Negin Sobhani
Negin Sobhani is a High Performance Computing consultant and computational atmospheric scientist at the National Center for Atmospheric Research (NCAR). She has extensive experience developing and supporting open-source tools and infrastructure that improve the performance and accessibility of Earth System models, bridging the gap between data science, atmospheric science, and software engineering. Her broader work encompasses the development of large-scale distributed training, optimization of resource utilization, and data pipelines across advanced computing environments for geoscience applications.

Sessions
Scaling artificial intelligence (AI) and machine learning (ML) workflows on high-performance computing (HPC) systems presents unique challenges, particularly as models become more complex and data-intensive. This study explores strategies to optimize AI/ML workflows for enhanced performance and resource utilization on HPC platforms.

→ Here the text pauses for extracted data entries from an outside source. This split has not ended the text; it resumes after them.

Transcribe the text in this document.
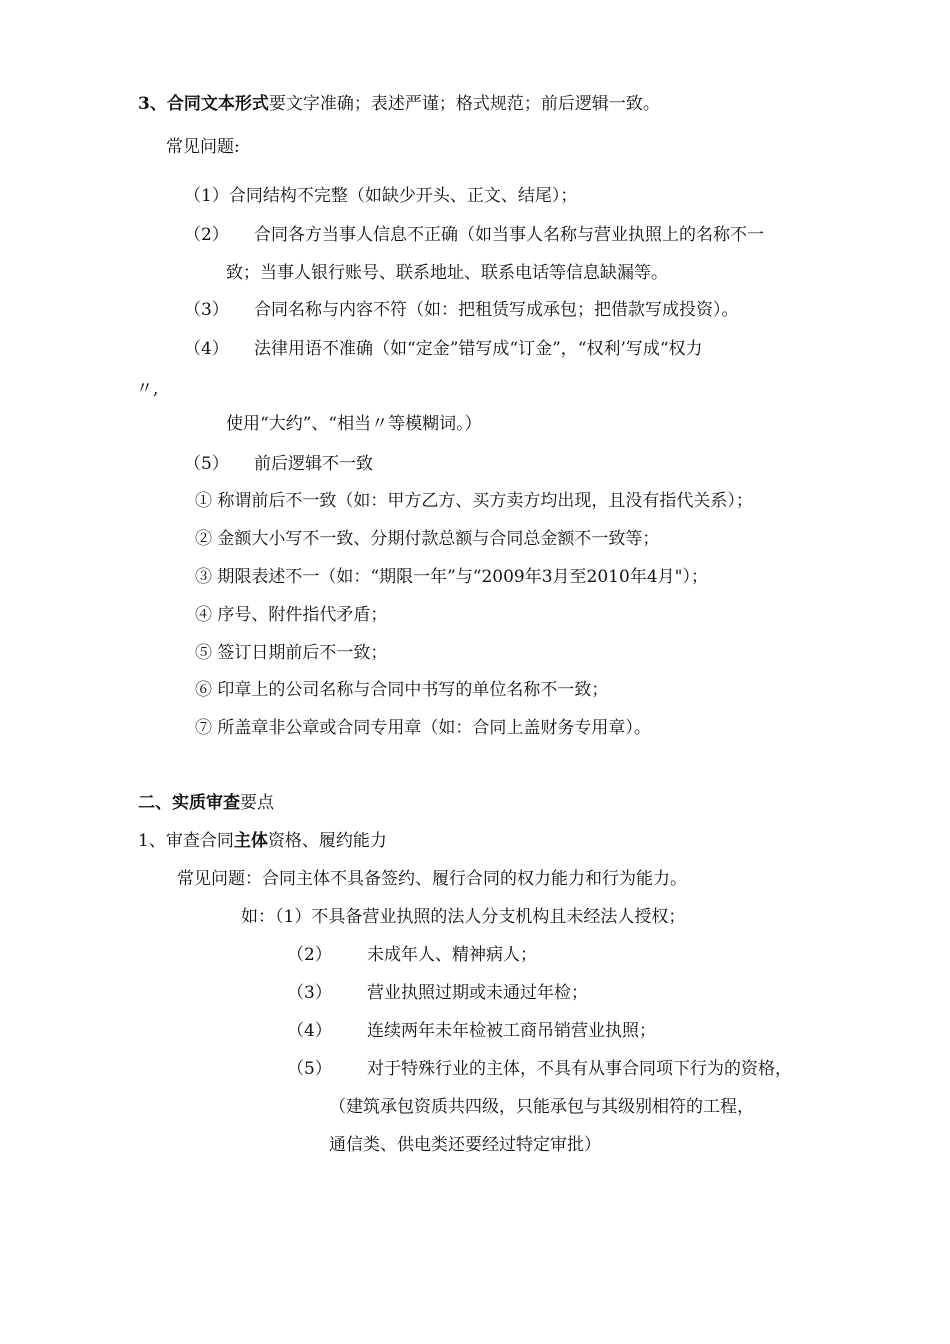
3、合同文本形式要文字准确；表述严谨；格式规范；前后逻辑一致。
常见问题:
（1）合同结构不完整（如缺少开头、正文、结尾）；
（2） 合同各方当事人信息不正确（如当事人名称与营业执照上的名称不一
致；当事人银行账号、联系地址、联系电话等信息缺漏等。
（3） 合同名称与内容不符（如：把租赁写成承包；把借款写成投资）。
（4） 法律用语不准确（如“定金”错写成“订金”，“权利’写成“权力
〃,
使用“大约”、“相当〃等模糊词。）
（5） 前后逻辑不一致
① 称谓前后不一致（如：甲方乙方、买方卖方均出现，且没有指代关系）；
② 金额大小写不一致、分期付款总额与合同总金额不一致等；
③ 期限表述不一（如：“期限一年”与“2009年3月至2010年4月"）；
④ 序号、附件指代矛盾；
⑤ 签订日期前后不一致；
⑥ 印章上的公司名称与合同中书写的单位名称不一致；
⑦ 所盖章非公章或合同专用章（如：合同上盖财务专用章）。
二、实质审查要点
1、审查合同主体资格、履约能力
常见问题：合同主体不具备签约、履行合同的权力能力和行为能力。
如：（1）不具备营业执照的法人分支机构且未经法人授权；
（2） 未成年人、精神病人；
（3） 营业执照过期或未通过年检；
（4） 连续两年未年检被工商吊销营业执照；
（5） 对于特殊行业的主体，不具有从事合同项下行为的资格，
（建筑承包资质共四级，只能承包与其级别相符的工程，
通信类、供电类还要经过特定审批）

We investigate advanced parallelization techniques, such as Data Parallelism (DP), Distributed Data Parallel (DDP), and Fully Sharded Data Parallel (FSDP). Implementing memory-efficient strategies, including mixed precision training and activation checkpointing, significantly reduces memory consumption without compromising model accuracy. Additionally, we examine various communication backends( i.e. NCCL, MPI, and Gloo) to enhance inter-GPU and inter-node communication efficiency. Special attention is given to the complexities of implementing these backends in HPC environments, providing solutions for proper configuration and execution.
Our findings demonstrate that these optimizations enable stable and scalable AI/ML model training and inference, achieving substantial improvements in training times and resource efficiency. This presentation will detail the technical challenges encountered and the solutions developed, offering insights into effectively scaling AI/ML workflows on HPC systems.